Fim do RJU voltará a discussão no Supremo após pedido de vista de Nunes Marques


30/08/2021 - Hélio Batista Barboza
Voto de Gilmar Mendes considerou legítima a manobra que permitia contratação de servidores pela CLT, mesmo objetivo da PEC 32.

Protesto contra a “reforma” administrativa do governo Bolsonaro (PEC 32) na Praça da República, no dia 18 de agosto (Foto: Jesus Carlos)

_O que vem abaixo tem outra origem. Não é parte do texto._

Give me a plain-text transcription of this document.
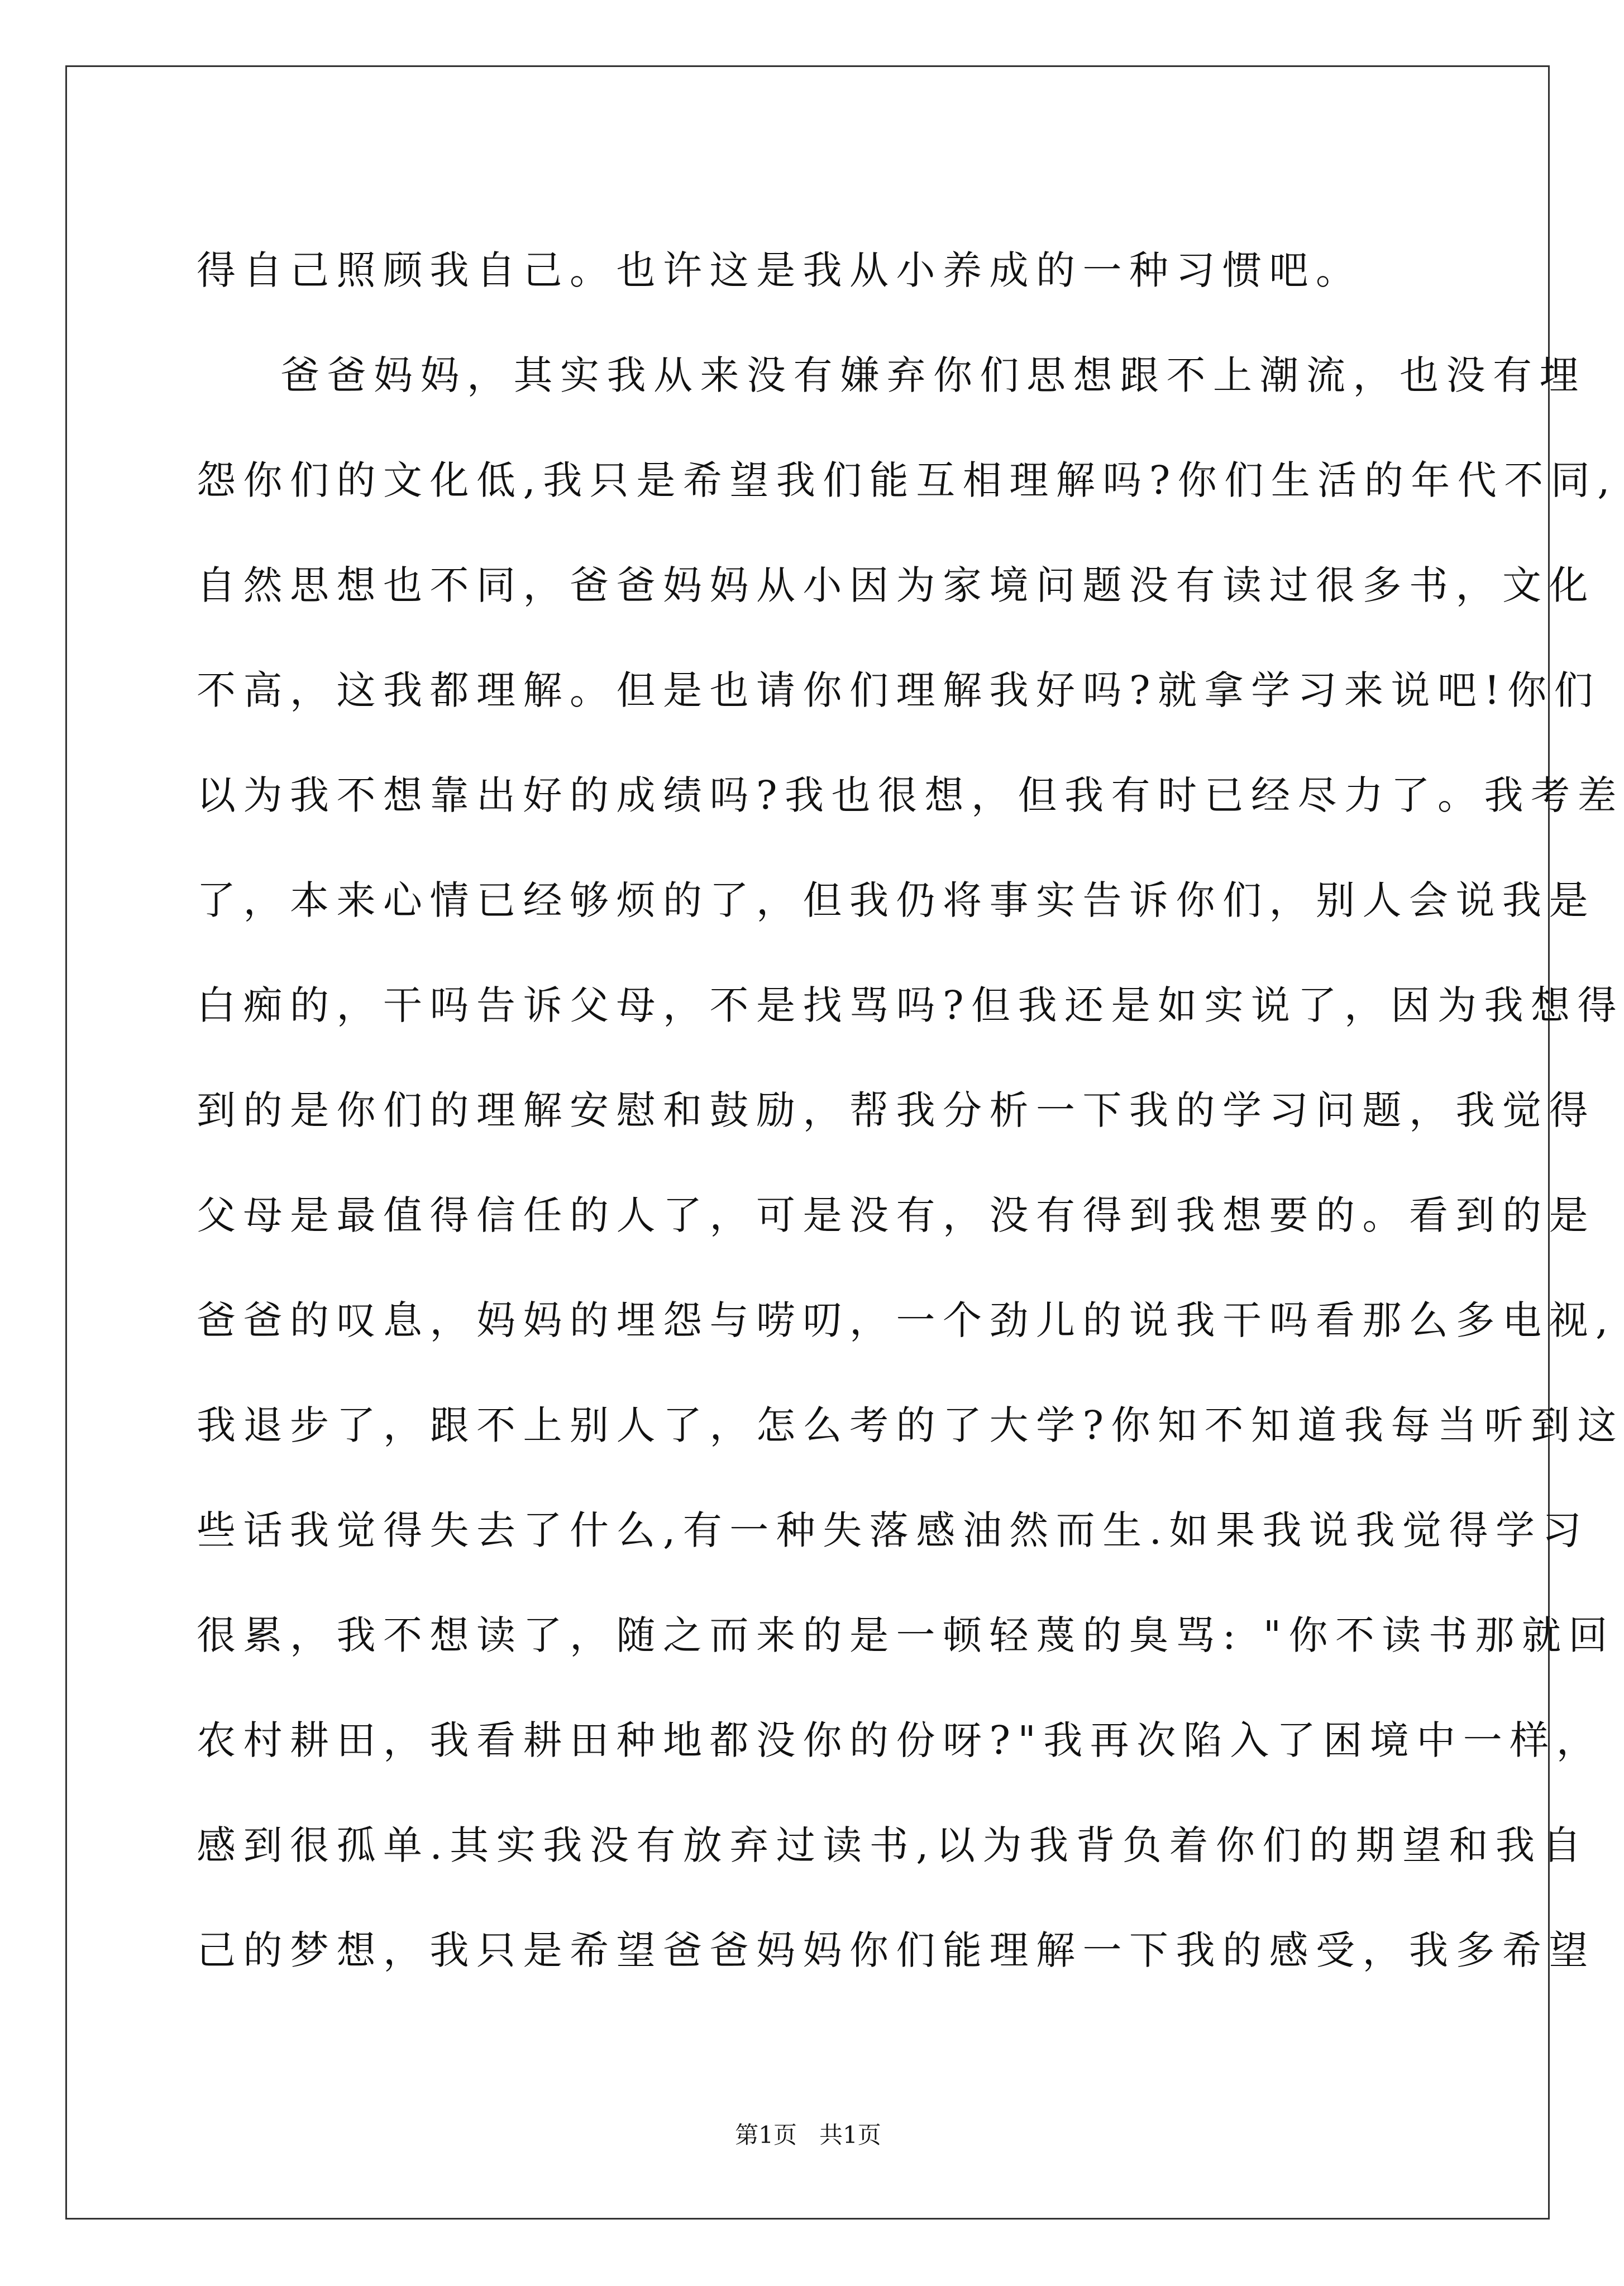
得自己照顾我自己。也许这是我从小养成的一种习惯吧。
爸爸妈妈，其实我从来没有嫌弃你们思想跟不上潮流，也没有埋
怨你们的文化低,我只是希望我们能互相理解吗?你们生活的年代不同,
自然思想也不同，爸爸妈妈从小因为家境问题没有读过很多书，文化
不高，这我都理解。但是也请你们理解我好吗?就拿学习来说吧!你们
以为我不想靠出好的成绩吗?我也很想，但我有时已经尽力了。我考差
了，本来心情已经够烦的了，但我仍将事实告诉你们，别人会说我是
白痴的，干吗告诉父母，不是找骂吗?但我还是如实说了，因为我想得
到的是你们的理解安慰和鼓励，帮我分析一下我的学习问题，我觉得
父母是最值得信任的人了，可是没有，没有得到我想要的。看到的是
爸爸的叹息，妈妈的埋怨与唠叨，一个劲儿的说我干吗看那么多电视,
我退步了，跟不上别人了，怎么考的了大学?你知不知道我每当听到这
些话我觉得失去了什么,有一种失落感油然而生.如果我说我觉得学习
很累，我不想读了，随之而来的是一顿轻蔑的臭骂: "你不读书那就回
农村耕田，我看耕田种地都没你的份呀?"我再次陷入了困境中一样，
感到很孤单.其实我没有放弃过读书,以为我背负着你们的期望和我自
己的梦想，我只是希望爸爸妈妈你们能理解一下我的感受，我多希望
第1页   共1页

Os impasses em torno das mudanças no Imposto de Renda devem puxar a “reforma” administrativa (PEC 32/2020) para a frente da fila de votações na Câmara dos Deputados, segundo o presidente da Casa, Arthur Lira (PP-AL). A previsão era que o relator da matéria, deputado Arthur Maia (DEM-BA) apresentasse o relatório à Comissão Especial ainda na semana passada. “Temos que tentar votar a reforma administrativa entre o fim de agosto e o início de setembro”, disse Lira, durante evento na última terça-feira, 24.

As entidades que representam o funcionalismo e os parlamentares contrários à reforma se mobilizam para esclarecer a população sobre os prejuízos que seriam causados pelo fim da estabilidade dos servidores, entre outras mudanças previstas no projeto.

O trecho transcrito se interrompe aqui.